Woman wins claim she needs dog to fight depression

August 10, 2004, 3:24 AM

ROYAL OAK, Mich. (AP) -- The Michigan Civil Rights Commission and a judge have blocked the eviction of a woman who says her late mother's dog helps her fight depression over the mother's death.

 

The commission and a judge say Christine Emmick has a disability and is entitled to keep her Shih Tzu, Max, despite Royalwood Cooperative Apartments' no-pets rule.

 

Such rulings generally are reserved for so-called service animals like seeing-eye dogs.

 

The apartment complex "refused to reasonably accommodate her mental disability by allowing her to keep a dog," the civil rights commission ruled earlier this year.

 

That violates the state's Persons with Disabilities Civil Rights Act, the commission said.
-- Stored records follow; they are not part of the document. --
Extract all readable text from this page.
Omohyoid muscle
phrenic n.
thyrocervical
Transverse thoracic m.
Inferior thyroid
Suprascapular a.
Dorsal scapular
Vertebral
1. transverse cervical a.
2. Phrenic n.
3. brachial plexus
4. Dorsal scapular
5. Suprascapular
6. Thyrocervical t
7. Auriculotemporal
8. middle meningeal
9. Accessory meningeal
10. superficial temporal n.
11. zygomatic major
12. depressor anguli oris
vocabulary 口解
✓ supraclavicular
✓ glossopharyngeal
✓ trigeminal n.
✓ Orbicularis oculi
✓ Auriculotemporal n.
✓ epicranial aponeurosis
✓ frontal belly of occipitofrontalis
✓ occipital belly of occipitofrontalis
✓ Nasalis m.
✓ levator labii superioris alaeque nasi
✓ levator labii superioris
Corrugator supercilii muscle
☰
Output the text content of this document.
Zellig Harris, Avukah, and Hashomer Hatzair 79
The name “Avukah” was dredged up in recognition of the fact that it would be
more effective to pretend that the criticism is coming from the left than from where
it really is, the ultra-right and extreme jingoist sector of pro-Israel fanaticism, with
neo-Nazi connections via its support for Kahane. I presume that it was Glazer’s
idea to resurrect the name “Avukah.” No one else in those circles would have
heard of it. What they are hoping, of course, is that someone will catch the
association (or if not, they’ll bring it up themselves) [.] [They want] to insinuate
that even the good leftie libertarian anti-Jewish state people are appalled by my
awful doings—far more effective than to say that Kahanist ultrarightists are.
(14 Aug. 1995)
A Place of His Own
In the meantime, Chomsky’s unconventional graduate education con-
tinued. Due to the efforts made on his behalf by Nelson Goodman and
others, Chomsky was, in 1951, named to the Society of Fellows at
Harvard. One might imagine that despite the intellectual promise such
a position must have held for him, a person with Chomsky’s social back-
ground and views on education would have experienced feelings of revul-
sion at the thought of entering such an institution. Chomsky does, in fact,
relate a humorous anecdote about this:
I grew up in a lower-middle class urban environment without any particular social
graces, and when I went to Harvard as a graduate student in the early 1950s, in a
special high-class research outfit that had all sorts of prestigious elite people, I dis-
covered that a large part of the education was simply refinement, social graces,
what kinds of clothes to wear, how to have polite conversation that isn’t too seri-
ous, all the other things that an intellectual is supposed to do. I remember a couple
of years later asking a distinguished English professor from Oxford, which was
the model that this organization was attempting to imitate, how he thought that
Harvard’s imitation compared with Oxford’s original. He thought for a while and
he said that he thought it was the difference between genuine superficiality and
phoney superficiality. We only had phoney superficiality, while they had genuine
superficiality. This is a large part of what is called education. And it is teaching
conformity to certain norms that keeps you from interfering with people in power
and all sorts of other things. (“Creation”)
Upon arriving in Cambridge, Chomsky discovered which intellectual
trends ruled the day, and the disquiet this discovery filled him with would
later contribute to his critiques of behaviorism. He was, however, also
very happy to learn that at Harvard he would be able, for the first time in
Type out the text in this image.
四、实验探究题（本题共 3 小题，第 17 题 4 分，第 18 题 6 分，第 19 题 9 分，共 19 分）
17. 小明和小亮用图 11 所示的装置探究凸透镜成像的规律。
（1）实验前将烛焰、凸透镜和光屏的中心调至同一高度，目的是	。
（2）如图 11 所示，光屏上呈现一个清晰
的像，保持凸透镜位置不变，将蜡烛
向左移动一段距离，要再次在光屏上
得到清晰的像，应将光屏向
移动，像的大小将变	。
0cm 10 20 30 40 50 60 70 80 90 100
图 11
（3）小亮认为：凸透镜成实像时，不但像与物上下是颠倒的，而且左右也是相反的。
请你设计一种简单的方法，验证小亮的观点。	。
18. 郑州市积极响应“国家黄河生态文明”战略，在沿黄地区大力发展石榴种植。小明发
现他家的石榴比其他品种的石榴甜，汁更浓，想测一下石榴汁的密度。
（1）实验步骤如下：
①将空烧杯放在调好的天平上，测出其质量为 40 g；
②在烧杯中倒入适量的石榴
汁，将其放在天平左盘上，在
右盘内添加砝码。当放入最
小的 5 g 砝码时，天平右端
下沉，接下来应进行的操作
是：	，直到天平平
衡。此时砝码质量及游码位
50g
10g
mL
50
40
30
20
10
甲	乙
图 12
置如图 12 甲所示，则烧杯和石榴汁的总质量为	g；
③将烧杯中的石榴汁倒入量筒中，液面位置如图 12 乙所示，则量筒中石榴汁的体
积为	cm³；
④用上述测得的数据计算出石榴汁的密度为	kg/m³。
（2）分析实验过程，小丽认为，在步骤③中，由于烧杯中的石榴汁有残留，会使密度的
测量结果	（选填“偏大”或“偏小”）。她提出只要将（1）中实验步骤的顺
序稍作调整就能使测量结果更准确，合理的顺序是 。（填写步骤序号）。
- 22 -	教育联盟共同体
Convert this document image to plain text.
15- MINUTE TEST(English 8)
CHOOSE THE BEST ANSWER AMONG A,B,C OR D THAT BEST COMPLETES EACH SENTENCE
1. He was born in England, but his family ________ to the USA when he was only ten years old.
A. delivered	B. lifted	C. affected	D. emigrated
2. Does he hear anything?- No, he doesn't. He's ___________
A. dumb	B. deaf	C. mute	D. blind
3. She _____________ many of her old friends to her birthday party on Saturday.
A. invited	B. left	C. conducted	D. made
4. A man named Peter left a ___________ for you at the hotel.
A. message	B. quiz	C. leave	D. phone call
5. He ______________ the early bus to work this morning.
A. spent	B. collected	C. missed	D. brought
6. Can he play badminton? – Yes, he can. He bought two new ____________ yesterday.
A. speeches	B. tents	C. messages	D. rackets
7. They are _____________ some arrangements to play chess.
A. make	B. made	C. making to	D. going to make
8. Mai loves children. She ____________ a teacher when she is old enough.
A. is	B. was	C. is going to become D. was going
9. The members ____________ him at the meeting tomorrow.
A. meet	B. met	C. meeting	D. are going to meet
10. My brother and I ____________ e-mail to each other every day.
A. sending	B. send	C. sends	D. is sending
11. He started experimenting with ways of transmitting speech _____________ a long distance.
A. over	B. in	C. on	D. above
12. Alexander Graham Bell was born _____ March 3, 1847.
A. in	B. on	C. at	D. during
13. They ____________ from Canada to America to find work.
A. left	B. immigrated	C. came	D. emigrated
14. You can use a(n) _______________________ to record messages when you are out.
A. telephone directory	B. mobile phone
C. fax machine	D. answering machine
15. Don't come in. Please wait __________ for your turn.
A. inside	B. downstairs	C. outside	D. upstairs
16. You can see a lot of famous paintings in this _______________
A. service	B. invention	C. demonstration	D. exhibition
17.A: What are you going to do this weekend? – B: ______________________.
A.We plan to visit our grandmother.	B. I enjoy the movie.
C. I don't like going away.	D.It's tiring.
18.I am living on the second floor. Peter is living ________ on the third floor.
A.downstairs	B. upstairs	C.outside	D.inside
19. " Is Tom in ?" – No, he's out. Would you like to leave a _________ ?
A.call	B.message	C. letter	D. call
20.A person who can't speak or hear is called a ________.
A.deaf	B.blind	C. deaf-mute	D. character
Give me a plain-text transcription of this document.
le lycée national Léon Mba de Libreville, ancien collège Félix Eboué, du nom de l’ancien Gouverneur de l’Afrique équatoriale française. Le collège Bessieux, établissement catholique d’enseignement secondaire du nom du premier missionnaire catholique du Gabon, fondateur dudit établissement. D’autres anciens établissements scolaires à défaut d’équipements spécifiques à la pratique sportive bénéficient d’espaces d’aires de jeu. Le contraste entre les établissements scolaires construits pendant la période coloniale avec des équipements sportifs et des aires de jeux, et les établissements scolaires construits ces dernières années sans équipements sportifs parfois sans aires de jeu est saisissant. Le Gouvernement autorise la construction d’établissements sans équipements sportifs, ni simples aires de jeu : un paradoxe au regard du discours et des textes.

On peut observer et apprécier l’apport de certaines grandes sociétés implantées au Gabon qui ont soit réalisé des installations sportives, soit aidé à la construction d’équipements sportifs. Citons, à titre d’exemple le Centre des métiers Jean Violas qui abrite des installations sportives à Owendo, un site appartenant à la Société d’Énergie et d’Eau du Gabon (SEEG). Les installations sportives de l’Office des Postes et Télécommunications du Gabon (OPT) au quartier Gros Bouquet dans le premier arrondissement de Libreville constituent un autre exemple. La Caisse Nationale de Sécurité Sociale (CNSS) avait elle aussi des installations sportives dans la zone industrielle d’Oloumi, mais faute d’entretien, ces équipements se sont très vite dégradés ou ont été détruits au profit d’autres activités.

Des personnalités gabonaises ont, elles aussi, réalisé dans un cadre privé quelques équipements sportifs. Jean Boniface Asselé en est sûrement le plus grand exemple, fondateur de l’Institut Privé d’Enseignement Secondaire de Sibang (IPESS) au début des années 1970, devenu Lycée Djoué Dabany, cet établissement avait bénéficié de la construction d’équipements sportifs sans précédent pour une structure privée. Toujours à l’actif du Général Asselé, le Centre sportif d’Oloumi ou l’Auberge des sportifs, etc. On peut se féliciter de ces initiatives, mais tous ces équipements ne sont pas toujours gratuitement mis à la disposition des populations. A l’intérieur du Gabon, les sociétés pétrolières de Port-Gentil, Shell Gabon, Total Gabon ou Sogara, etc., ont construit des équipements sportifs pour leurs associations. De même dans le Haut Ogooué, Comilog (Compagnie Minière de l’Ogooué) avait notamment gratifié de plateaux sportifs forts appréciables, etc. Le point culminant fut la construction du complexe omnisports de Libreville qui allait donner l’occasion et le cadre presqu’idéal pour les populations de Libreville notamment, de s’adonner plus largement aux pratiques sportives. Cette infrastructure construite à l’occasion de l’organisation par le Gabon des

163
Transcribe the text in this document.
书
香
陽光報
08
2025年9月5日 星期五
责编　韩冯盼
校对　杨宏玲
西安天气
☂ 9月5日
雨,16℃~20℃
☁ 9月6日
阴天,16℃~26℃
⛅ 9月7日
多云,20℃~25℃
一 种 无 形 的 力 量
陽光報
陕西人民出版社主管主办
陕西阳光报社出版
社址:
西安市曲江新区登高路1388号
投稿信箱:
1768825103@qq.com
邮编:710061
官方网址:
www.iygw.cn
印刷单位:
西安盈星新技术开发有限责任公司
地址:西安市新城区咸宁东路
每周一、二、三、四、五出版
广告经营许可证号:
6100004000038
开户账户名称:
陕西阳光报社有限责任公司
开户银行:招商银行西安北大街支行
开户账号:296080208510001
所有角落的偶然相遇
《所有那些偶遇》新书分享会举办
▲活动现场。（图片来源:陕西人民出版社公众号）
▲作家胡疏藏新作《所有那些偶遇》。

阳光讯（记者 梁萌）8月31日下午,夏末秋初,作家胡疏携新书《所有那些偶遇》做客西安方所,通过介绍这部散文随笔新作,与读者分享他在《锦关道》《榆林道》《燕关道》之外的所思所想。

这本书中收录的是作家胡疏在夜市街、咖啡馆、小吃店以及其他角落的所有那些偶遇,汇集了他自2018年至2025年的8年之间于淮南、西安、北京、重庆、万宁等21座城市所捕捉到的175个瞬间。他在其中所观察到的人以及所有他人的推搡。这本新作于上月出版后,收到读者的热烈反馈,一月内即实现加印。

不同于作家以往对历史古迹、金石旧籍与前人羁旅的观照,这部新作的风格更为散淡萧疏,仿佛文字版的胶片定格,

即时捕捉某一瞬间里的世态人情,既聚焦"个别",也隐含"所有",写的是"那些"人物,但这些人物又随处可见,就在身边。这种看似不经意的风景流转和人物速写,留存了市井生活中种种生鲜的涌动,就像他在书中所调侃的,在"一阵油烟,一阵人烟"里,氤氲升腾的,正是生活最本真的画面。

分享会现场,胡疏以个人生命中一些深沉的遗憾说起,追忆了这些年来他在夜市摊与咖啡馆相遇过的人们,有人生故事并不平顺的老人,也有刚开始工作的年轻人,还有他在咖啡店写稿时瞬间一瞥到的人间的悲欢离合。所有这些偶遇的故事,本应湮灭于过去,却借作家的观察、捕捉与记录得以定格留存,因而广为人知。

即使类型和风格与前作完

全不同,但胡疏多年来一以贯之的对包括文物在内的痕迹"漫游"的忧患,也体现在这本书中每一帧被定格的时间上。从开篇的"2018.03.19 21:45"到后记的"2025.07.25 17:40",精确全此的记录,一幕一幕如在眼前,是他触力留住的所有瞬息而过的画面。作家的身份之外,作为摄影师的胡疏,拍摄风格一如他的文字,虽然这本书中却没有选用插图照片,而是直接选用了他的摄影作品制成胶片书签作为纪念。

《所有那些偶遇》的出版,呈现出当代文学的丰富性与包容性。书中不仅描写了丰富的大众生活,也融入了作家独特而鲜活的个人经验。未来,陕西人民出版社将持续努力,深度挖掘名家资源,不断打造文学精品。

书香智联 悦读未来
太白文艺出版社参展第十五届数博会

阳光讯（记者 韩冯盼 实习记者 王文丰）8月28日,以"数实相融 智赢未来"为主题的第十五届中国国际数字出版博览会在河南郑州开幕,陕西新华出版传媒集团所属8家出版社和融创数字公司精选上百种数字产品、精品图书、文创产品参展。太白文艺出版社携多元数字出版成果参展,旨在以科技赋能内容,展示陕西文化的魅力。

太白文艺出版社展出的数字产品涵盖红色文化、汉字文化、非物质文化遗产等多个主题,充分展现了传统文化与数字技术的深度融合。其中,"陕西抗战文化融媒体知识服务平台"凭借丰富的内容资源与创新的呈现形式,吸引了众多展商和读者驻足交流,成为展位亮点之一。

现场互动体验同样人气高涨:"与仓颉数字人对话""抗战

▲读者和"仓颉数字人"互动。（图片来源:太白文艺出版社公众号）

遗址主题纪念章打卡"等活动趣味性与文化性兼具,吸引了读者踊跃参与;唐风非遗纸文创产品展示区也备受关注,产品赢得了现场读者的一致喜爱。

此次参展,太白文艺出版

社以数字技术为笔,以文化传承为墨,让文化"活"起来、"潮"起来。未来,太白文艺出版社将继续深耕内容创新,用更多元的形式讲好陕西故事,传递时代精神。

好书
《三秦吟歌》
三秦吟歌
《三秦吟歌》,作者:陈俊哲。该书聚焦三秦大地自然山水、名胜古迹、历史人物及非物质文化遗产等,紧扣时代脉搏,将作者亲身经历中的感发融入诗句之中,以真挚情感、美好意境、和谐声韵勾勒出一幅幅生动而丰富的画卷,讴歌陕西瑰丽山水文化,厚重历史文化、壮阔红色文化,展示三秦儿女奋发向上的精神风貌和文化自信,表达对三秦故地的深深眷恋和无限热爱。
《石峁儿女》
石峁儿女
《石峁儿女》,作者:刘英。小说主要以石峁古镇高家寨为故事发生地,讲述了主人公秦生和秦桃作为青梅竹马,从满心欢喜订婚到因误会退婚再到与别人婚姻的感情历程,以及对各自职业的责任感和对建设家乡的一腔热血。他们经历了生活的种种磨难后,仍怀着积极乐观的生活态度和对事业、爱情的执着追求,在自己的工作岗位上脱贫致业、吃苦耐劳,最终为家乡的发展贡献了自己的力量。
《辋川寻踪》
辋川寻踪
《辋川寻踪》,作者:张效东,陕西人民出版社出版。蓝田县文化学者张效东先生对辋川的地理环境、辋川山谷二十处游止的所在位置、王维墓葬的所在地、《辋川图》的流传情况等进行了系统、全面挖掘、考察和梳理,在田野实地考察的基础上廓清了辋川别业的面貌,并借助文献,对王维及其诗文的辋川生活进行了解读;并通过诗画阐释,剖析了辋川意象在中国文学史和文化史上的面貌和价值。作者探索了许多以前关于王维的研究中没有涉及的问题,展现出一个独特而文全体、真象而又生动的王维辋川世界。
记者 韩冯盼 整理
It awarded Emmick $107,749 in emotional damages and attorney fees.

 

Oakland County Circuit Judge Fred Mester upheld the decision after a hearing Wednesday.

 

"I was skeptical of the case at first," Mester told the Detroit Free Press on Monday. "But when you look at the facts of the case, the cooperative was violating the law.

 

"This is not a case where somebody says, "I have a headache, and a dog would make it better.' This woman had a well-documented disability and was able to prove that the dog helps her in coping with that disability."

 

A lawyer for the co-op criticized the ruling.

 

"The Royalwood Cooperative believes the decision is wrong on the law and the facts," said Patrick Rode. "The dog, as far as the cooperative is concerned, is nothing more than a pet."

 

In 1998, Emmick's mother, a South Carolina resident, was diagnosed with terminal lung cancer. Emmick moved her mother to Michigan a few months later to care for her, along with Max.

 

The co-op board warned Emmick that the dog had to go. Emmick responded with a letter from her mother's doctors at Cancer Care Associates of Royal Oak.

 

"Due to the therapeutic and humanistic benefits of owning, loving and caring for a pet, it is felt to be in this patient's best interest to be able to keep her dog with her," the doctors wrote.

 

The cooperative told her again in October 1999 that the dog had to go.

 

Emmick and her mother found a senior subsidized apartment in Rochester Hills that allowed pets. Emmick's mother lived there with Max until she was hospitalized in June 2000, and she died two months later.

 

Following her mother's death, Emmick took Max back to her Royalwood apartment. In April 2001, the cooperative's board of directors voted to evict her.

 

Psychiatrist Dr. Michael Abramsky told the civil rights commission that Emmick's relationship with Max "kept her afloat and stabilized her functionally and emotionally ... without the dog, she would probably spend most of her life in bed."

 

"The dog seems to be an essential part of her improvement," he said.